The Count of Monte Cristo review: ‘indecently spectacular’ adaptation

“A strange thing happened at this summer’s Cannes film festival,” said Kevin Maher in The Times. While all eyes were glued to the big Hollywood offerings, the real attraction turned out to be this “indecently spectacular” film – a French adaptation of Alexandre Dumas’s 19th-century adventure novel that cost £35m but “looks like a $200m Tinseltown barnstormer”. 

Made by the team that brought us the recent hit adaptation of “The Three Musketeers”, it stars Pierre Niney as Edmond Dantès, the young sailor who’s falsely accused of treachery, and locked up in a grim island prison. Years later, he escapes, finds some hidden treasure and – as the rich and powerful Count of Monte Cristo – seeks vengeance on the friends who betrayed him.
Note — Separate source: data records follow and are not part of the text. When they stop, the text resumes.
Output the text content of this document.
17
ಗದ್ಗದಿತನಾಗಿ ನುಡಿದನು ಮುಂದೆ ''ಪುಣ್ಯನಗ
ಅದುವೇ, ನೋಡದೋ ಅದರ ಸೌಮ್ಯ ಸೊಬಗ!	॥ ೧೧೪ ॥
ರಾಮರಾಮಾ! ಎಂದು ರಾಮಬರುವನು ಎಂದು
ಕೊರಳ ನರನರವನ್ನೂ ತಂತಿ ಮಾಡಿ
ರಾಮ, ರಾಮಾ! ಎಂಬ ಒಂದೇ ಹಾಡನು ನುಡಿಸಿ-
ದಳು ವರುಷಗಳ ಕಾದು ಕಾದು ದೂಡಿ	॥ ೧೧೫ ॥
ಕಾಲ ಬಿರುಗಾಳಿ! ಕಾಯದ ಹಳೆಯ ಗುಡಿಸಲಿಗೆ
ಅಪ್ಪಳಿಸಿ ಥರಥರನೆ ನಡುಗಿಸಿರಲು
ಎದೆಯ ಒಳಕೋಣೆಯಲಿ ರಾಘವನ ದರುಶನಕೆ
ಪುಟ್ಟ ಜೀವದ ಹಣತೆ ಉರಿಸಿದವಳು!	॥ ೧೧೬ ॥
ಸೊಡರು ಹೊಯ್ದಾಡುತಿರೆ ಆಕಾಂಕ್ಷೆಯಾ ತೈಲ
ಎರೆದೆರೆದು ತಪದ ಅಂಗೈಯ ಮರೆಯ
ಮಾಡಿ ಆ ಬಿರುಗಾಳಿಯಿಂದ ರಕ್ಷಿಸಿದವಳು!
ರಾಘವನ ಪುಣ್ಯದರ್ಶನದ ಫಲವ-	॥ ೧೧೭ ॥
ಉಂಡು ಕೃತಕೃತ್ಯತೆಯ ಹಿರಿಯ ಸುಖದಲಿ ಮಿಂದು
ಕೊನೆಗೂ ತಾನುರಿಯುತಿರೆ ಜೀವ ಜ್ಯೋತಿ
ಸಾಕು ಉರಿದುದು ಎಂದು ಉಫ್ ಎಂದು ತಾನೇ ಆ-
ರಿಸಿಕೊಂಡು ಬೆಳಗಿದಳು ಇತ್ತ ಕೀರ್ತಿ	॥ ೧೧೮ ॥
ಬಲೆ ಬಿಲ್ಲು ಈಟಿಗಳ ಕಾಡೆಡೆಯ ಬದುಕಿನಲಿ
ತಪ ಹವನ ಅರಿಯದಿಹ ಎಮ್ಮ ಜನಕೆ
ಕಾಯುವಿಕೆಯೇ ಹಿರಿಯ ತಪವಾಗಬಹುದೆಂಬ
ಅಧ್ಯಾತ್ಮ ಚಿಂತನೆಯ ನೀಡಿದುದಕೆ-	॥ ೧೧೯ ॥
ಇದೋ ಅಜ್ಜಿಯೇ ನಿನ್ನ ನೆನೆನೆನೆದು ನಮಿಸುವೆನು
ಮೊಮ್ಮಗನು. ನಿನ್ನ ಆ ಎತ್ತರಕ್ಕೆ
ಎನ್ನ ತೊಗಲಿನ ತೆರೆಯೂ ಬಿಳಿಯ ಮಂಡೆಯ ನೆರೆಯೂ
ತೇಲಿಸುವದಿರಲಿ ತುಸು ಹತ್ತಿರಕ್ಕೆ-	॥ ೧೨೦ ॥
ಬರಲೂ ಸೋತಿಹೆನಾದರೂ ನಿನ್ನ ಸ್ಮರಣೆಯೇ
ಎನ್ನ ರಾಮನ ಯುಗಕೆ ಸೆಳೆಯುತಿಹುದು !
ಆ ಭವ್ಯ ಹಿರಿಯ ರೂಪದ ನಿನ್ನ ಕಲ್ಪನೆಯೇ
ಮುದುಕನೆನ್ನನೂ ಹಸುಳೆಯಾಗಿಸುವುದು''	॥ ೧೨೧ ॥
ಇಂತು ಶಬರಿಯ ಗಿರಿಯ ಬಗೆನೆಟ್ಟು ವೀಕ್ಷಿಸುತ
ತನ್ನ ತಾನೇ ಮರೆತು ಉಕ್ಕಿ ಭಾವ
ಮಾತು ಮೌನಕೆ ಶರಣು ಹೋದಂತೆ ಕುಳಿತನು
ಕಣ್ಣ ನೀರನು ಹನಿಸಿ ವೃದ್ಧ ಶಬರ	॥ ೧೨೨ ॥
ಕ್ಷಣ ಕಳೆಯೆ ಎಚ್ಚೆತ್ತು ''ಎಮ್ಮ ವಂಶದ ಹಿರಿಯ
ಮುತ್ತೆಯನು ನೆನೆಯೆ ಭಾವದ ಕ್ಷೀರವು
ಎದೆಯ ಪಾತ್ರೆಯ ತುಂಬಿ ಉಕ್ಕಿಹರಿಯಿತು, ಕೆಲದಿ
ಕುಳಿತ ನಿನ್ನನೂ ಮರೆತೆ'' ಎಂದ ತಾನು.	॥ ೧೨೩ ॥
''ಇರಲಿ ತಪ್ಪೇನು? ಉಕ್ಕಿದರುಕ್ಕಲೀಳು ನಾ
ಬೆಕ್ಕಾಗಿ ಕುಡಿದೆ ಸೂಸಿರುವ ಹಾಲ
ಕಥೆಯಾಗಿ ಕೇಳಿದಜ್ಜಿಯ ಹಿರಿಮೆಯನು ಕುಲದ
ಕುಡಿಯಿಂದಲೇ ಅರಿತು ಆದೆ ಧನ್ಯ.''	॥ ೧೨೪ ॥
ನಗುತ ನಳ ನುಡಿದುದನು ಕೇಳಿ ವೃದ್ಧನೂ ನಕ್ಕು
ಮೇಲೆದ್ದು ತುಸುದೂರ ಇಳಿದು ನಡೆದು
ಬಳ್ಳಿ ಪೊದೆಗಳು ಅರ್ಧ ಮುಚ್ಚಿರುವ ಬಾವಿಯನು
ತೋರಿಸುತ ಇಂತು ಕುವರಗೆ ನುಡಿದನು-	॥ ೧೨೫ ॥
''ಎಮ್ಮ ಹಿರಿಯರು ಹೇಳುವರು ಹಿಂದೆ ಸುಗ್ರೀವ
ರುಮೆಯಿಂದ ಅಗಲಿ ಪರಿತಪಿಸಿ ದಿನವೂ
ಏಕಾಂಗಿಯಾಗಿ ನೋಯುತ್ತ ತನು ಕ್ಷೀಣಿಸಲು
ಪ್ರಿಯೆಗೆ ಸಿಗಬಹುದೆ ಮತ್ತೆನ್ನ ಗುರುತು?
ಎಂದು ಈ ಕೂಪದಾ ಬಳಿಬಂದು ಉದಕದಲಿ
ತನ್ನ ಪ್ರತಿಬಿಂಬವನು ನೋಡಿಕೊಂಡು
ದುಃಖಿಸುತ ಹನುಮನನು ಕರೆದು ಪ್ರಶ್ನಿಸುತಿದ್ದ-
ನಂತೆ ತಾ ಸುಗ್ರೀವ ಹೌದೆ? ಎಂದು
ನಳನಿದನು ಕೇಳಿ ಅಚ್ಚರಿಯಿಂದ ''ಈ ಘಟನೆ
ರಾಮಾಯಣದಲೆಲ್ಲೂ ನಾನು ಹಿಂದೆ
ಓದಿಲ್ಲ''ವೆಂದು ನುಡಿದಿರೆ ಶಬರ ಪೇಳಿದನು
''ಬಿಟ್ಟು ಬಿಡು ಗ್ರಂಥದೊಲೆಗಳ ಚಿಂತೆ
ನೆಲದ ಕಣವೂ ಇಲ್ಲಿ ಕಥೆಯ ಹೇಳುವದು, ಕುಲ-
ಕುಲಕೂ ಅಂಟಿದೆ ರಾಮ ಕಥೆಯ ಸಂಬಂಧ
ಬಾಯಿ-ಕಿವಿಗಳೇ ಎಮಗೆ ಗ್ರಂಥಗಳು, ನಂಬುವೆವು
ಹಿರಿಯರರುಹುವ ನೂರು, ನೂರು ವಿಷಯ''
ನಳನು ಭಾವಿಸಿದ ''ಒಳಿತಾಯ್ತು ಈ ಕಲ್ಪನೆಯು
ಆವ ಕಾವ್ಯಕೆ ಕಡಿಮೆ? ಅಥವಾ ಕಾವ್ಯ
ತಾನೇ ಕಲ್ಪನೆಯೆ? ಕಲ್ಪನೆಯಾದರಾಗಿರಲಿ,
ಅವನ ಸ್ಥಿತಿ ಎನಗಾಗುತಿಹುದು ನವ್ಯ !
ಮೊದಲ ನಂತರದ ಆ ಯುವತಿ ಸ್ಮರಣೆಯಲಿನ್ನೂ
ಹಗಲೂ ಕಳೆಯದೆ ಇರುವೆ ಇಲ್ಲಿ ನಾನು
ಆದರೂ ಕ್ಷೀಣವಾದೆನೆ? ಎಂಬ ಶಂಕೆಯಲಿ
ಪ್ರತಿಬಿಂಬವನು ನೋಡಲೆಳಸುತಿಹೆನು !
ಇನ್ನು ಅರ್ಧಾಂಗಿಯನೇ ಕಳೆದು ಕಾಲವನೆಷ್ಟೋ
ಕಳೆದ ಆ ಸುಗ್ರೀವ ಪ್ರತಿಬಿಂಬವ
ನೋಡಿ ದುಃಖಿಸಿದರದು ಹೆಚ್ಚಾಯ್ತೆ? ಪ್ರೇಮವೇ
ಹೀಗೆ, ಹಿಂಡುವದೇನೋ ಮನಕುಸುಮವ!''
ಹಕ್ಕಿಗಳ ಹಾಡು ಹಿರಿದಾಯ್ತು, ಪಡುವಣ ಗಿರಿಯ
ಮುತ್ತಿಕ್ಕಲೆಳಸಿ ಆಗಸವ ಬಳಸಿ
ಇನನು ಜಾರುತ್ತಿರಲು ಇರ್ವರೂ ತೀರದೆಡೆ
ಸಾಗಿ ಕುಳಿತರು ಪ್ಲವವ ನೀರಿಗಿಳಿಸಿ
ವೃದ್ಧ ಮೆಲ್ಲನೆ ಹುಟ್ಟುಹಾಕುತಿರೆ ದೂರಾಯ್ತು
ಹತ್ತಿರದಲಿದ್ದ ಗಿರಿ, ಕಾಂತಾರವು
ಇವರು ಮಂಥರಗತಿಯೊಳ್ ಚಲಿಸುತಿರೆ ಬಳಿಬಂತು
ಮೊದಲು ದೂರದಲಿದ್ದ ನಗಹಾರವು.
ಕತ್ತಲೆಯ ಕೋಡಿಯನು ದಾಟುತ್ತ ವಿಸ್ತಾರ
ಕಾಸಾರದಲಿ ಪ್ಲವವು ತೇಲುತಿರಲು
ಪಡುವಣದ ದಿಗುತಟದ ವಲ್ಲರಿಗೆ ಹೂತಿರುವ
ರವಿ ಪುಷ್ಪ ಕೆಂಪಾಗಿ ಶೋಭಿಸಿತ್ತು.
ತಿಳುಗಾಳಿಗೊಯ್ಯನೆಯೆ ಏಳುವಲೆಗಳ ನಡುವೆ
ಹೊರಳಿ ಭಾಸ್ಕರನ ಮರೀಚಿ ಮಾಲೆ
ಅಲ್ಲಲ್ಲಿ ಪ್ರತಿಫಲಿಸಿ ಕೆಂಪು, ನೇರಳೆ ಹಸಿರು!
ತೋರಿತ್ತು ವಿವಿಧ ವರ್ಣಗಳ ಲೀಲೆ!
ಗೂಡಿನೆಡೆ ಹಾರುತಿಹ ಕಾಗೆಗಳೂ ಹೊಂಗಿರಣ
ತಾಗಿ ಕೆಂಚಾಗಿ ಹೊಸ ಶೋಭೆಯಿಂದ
The makers of the film were “smart and confident enough” to amplify the “obvious superhero echoes” of Edmond’s transformation into the suave, swashbuckling Count, but have cleverly avoided making the chief baddie “a cartoon villain”. 

The result is “a fast-moving, good-looking gallop of ‘Mission: Impossible’-style mask play, languorous conniving in courtyards and occasional outbreaks of derring-do that chews up three hours without pausing for quail sandwiches”, said Phil Hoad in The Guardian

Rousingly acted by an “all-round stellar ensemble”, it’s “a stunning, emotionally satisfying adventure tale”, said Peter Debruge in Variety: a “thrillingly modern adaptation” of “rock-solid source material”, and “a genuine triumph”. Had it been released in English a few decades ago, it would have been in the running “for a best picture Oscar”.